Des élus et anciens responsables de l’UMP, du FN et de CPNT rejoignent les rangs de Nicolas Dupont-Aignan en vue des Régionales. NDA vante le « rassemblement » qui s’opère autour de lui, et compte bien mettre des bâtons dans les roues de la droite dans le département.

Il ne veut pas parler « d’ouverture », mais plutôt de « rassemblement ». Nicolas Dupont-Aignan (NDA), qui s’est déclaré candidat pour les élections régionales de décembre prochain, cherche à promouvoir ses listes Debout la France. Il mise pour cela sur le recrutement de personnalités venues d’horizons différents, qui intégreront ses listes en décembre prochain.

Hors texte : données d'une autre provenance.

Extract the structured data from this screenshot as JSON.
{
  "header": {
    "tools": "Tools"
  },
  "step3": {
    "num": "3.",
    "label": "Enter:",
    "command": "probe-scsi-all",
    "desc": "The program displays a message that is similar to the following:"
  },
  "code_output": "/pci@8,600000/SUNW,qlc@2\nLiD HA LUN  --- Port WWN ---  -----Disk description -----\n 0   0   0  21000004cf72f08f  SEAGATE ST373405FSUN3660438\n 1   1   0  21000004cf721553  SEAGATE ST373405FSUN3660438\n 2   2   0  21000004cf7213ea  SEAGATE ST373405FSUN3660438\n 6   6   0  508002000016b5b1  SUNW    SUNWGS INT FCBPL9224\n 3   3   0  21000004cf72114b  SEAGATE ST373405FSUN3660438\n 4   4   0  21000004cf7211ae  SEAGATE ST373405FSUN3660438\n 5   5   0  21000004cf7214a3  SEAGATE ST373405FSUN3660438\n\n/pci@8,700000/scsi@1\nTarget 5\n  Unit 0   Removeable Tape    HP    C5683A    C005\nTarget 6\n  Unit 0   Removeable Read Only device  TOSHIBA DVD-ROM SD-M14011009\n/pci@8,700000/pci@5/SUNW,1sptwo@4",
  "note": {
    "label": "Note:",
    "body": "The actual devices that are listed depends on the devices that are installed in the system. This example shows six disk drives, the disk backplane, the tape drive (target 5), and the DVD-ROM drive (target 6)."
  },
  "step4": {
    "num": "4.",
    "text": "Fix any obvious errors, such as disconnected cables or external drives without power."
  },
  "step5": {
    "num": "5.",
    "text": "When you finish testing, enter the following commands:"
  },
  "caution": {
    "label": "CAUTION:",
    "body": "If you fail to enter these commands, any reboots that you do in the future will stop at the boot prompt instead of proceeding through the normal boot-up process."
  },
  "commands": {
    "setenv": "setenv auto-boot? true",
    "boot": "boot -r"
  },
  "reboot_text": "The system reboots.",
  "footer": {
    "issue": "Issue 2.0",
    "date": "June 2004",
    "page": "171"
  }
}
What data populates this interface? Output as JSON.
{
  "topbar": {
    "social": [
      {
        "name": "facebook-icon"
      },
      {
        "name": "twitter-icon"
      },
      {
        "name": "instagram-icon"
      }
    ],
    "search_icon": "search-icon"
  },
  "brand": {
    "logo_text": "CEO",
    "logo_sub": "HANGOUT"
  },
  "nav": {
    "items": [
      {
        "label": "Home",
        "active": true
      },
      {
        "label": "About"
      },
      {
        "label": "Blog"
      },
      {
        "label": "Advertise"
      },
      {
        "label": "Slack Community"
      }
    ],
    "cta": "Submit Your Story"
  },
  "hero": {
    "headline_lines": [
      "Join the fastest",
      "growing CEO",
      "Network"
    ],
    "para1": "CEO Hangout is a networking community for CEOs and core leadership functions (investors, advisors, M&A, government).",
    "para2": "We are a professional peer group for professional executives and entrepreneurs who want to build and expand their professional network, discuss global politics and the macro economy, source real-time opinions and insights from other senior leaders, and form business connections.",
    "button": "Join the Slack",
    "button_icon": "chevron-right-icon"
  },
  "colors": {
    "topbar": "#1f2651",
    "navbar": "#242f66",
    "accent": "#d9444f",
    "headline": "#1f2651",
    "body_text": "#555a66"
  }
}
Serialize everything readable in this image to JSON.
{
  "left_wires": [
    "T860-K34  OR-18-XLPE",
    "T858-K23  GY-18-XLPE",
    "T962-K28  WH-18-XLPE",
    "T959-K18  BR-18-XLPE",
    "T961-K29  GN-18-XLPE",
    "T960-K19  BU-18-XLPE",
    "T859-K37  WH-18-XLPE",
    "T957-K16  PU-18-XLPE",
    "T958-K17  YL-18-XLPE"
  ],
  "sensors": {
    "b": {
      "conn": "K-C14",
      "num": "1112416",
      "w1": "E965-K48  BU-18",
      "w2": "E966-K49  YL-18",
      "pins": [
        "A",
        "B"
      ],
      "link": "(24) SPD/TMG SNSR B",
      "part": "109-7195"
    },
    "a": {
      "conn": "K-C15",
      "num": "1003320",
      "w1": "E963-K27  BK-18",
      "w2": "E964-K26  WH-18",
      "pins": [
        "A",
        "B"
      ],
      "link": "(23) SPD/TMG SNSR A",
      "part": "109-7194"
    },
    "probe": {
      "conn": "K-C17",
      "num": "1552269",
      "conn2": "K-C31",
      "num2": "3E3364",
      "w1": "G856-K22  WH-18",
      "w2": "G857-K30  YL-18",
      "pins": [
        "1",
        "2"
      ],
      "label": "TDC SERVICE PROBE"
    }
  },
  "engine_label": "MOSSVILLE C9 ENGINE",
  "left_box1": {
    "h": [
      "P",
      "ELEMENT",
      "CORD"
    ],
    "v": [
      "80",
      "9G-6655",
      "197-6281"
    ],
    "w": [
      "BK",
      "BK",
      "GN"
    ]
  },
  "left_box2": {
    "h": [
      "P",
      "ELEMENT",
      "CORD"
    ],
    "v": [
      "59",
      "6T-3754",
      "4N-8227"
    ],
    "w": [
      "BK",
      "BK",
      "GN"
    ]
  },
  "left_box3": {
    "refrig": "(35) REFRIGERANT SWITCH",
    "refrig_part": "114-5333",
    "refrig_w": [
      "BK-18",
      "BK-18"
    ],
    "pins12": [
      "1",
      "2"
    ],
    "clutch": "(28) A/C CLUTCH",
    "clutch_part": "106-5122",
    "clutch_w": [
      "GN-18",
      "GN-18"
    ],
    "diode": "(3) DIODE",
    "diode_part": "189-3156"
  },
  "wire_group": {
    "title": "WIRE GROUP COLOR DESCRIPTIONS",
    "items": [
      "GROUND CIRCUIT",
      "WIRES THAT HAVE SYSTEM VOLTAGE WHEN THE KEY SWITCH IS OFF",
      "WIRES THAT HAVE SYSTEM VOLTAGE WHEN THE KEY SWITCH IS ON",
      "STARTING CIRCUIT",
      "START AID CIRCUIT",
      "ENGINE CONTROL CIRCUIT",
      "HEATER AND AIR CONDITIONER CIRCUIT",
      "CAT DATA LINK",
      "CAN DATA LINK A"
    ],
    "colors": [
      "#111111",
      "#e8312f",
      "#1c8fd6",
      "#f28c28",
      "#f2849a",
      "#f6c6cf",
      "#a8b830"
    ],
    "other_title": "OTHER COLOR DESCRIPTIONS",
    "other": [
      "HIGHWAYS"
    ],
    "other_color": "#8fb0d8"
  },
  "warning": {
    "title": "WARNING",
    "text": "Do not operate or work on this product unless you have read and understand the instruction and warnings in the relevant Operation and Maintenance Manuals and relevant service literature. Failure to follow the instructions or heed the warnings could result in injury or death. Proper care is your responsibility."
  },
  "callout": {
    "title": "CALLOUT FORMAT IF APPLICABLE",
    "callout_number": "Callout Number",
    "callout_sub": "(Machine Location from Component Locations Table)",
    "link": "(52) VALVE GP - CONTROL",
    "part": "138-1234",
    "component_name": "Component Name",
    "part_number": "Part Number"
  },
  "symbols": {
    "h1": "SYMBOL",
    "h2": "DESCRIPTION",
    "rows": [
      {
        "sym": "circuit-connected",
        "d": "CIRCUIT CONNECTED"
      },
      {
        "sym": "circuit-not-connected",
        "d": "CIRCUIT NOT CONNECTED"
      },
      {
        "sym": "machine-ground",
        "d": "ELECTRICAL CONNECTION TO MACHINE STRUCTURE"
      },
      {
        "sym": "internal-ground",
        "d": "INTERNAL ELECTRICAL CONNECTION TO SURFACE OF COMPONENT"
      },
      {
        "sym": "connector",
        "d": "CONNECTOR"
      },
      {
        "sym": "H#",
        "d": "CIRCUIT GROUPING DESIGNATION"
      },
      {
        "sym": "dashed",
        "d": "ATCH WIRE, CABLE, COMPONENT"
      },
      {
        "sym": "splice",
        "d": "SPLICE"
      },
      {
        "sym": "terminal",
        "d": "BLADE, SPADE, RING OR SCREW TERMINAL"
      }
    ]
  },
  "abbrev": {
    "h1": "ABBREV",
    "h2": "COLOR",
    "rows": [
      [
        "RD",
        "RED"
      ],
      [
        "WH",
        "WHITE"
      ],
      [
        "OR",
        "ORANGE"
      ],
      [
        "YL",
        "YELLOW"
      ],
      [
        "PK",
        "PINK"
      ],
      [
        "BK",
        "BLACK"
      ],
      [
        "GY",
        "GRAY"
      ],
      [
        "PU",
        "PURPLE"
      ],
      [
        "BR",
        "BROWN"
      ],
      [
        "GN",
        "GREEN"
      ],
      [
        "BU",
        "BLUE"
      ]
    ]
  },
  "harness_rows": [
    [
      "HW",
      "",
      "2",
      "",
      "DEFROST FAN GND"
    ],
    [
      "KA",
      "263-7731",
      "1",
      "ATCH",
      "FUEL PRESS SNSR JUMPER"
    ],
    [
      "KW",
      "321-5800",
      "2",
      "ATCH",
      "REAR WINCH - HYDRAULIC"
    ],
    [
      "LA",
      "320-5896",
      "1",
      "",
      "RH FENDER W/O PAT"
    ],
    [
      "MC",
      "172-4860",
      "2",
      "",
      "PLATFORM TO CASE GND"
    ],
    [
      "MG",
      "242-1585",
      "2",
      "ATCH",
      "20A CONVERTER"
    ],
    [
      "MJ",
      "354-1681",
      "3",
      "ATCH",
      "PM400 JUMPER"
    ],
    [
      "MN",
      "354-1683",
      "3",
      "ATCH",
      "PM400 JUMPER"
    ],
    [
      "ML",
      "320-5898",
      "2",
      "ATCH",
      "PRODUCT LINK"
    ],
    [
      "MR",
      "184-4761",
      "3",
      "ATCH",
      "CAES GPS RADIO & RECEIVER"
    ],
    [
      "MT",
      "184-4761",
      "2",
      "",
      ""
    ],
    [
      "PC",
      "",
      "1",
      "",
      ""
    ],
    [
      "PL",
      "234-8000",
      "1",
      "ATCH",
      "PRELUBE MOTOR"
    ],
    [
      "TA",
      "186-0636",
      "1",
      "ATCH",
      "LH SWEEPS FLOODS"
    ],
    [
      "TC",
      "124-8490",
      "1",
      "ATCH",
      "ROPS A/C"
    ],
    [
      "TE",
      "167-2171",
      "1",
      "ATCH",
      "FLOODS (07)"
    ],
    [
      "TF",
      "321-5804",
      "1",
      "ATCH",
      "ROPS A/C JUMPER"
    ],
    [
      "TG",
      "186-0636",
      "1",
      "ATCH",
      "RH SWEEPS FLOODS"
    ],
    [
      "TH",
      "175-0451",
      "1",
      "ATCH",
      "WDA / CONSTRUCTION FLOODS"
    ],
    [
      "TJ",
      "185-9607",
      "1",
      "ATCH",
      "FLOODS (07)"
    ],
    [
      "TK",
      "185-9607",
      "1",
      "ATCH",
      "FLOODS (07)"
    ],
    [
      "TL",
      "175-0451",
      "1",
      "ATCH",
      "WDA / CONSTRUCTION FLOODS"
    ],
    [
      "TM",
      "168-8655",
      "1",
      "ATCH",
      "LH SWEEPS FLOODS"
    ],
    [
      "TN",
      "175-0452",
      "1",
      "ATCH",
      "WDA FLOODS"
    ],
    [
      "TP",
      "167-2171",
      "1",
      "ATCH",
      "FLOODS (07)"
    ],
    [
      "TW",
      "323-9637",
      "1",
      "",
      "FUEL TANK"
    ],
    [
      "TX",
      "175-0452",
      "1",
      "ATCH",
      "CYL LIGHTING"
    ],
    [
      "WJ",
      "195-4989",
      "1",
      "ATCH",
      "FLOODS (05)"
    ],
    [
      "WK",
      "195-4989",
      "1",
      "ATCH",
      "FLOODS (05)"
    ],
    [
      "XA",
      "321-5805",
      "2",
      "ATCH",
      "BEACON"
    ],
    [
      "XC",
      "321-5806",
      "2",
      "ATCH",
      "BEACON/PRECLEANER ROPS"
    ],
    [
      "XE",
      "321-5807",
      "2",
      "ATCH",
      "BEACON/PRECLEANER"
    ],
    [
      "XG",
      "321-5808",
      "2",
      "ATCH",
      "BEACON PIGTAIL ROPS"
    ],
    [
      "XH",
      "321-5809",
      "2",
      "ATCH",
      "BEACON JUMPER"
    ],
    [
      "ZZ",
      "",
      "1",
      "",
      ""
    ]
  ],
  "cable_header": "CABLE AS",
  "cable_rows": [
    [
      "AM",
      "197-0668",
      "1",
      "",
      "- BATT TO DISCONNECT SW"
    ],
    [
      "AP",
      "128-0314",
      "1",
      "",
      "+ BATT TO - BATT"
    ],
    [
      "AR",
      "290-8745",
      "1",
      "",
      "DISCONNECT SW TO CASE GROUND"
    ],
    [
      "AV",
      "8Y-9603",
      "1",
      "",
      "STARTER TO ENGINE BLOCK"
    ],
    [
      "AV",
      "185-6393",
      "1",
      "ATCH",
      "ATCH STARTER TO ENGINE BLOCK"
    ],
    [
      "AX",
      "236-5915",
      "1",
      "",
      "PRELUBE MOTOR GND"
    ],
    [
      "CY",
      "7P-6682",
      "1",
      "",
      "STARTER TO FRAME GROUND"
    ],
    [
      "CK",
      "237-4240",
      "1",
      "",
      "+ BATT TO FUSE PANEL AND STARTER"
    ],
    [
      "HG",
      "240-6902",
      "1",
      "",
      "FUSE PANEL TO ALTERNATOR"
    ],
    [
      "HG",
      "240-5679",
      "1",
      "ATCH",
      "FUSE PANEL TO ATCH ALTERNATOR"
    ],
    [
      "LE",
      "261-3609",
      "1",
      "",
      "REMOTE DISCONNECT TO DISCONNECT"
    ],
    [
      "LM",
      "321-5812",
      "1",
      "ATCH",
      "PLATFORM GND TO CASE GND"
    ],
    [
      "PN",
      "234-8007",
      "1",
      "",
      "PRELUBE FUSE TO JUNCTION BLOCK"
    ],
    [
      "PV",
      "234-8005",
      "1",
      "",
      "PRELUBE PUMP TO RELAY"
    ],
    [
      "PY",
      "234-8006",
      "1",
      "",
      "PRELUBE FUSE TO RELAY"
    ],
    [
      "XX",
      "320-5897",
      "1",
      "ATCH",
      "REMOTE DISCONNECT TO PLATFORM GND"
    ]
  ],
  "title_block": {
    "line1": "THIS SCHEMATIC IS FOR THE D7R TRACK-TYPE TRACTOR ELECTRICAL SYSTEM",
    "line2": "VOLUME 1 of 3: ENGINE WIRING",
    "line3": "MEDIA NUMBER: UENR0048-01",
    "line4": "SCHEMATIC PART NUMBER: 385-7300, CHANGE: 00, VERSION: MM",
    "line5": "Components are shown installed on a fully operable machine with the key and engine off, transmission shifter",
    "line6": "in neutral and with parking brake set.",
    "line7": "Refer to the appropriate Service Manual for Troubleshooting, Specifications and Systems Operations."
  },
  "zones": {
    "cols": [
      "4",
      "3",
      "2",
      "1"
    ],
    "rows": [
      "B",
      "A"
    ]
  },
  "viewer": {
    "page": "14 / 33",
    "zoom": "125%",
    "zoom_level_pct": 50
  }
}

Plusieurs d’entre-elles ont officialisé leur ralliement cette semaine. Elu d’opposition au Coudray-Montceaux et ancien cadre national de CPNT (Chasse, pêche, nature tradition), Yannick Villardier est l’une d’elles. Auparavant soutien de Nicolas Sarkozy, il se dit aujourd’hui « en rupture » avec ce qu’il considère être « le rouleau compresseur Dassault » en Essonne. Il a rejoint il y a quelques mois le parti de NDA sur les thématiques de la ruralité, afin dit-il « de mettre un coup de pied dans la fourmilière ».

Franck Sailleau vient pour sa part du Front national. Propulsé candidat bleu marine aux dernières municipales à Ballancourt, il a depuis rompu avec le parti frontiste, et a rejoint le mouvement de Dupont-Aignan. « Ce parti m’a mis en selle, je ne crache pas dans la soupe, mais après de nombreuses réflexions sur la qualité des gens qui le compose, j’en suis arrivé à la conclusion que le FN n’est pas capable de rassembler les Français » argumente-t-il, citant le « profond amateurisme » du parti et de ses cadres et des débats « inexistants » en interne : « malheureusement, le FN s’apparente au Mac Do de la politique ».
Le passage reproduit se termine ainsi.